Social Work student reflects on Palestinian field tripTuesday 25 October 2016
Final year student Carol Robinson reflects on her experiences in Palestine during a trip with the Department of Social Work, Care and Justice.
Why Palestine? Is the question I was asked most.
My reasons weren't religious or political. My reasons were rooted in my social work values for social justice and the need to understand the human story behind the Israeli occupation. To experience for myself how this impacts on health, wellbeing, life choices and also to impart this knowledge in the hope to educate others.
Our trip started in Jerusalem where we visited Yad Vashem, the Holocaust Museum - this visit had a profound emotional impact on many individuals who were presented with the uncomfortable images of war and genocide. I found this made me really question the current tensions of the Israeli occupation of Palestine – Why as a human race have we not learned to involve instead of exclude? We also visited the Western Wall and other religious sites of interest such as the Church of the Holy Sepulchre, some of the group chose to visit the stages of the cross and walk through the garden of Gethsemane.
We passed through check points into the West Bank and received a warm welcome by our families in the Tulkarem Refugee Camp, with whom we lived with for the rest of our trip, and formed some very special bonds. We visited key heritage sites such as Bethlehem. Here we ambled through the streets of the old town, which brought to life the day to day restrictions imposed on the Palestinian people as a result of the Israeli occupation. No more was this evident than through the imposing illegal 26ft wall that surrounds Palestinian lands and is still under construction. This formidable wall separates families from their communities, and further imposes restrictions on how often they can access their farm lands to tend to their livestock and crops. It felt extremely liberating to leave our own graffiti messages of solidarity on the wall.
We had the privilege of visiting different social and community projects, such as a children’s centre that offers rehabilitation for children with physical disabilities. The one project that really left a lasting impression on me was the Freedom Theatre in Jenin.
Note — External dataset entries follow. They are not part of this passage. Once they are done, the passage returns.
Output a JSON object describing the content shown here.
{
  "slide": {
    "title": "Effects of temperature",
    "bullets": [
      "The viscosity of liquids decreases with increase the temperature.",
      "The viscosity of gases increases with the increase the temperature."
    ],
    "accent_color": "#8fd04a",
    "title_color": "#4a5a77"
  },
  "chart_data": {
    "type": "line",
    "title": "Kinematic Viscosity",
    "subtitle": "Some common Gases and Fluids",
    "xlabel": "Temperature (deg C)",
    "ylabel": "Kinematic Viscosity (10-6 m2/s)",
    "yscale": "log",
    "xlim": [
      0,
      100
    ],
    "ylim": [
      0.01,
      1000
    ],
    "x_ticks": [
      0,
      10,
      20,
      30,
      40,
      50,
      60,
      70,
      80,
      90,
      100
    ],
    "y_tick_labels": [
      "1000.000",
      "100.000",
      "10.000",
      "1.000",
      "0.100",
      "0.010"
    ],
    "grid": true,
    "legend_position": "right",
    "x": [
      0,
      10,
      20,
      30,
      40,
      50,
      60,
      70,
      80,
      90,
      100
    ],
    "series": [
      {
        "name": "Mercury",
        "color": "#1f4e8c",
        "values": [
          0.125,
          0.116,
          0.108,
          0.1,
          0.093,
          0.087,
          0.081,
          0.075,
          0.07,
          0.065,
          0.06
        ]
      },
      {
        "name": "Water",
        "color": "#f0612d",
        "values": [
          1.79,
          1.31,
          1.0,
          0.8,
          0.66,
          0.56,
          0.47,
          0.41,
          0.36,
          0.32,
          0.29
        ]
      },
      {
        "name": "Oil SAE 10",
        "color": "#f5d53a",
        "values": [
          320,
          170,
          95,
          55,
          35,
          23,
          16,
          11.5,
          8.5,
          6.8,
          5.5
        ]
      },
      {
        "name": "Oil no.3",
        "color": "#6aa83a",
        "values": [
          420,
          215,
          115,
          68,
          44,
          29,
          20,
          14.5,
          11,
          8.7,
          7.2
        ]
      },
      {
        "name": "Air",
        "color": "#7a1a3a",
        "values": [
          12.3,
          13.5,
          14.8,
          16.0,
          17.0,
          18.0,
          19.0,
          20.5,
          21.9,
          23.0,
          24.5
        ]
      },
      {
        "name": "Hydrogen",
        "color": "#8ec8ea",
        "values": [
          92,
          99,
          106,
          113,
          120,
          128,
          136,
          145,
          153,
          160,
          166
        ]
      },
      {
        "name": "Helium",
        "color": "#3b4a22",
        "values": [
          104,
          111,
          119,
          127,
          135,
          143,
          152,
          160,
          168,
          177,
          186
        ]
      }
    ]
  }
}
It’s a community based project that provides much-needed essential resources. The theatre demonstrates their value of identity, which is forged through art workshops and spoken word as well as offering child care. There is a strong focus on creativity that helps to promote their cultural identity, and build resistance and unity within the community. Furthermore, the Freedom Theatre has taken their numerous productions worldwide, offering the opportunity to connect with a global audience.
Our visit reinforced solidarity to our Palestinian brothers and sisters in the West Bank. I feel it is especially important for the younger generations to know they are not alone, and their voices for social justice and independence will be heard through these established links. I feel I have endeavoured to achieve social change by having an understanding of the key issues and knowing how to amplify their message through social media, and by actively campaigning on Human Rights issues to the world-wide community. This is hugely important to the Palestinian people to achieve the social justice we should all seek. I would urge anyone curious of how occupation impacts on communities, health and well-being, to join the social work department on this life-changing trip.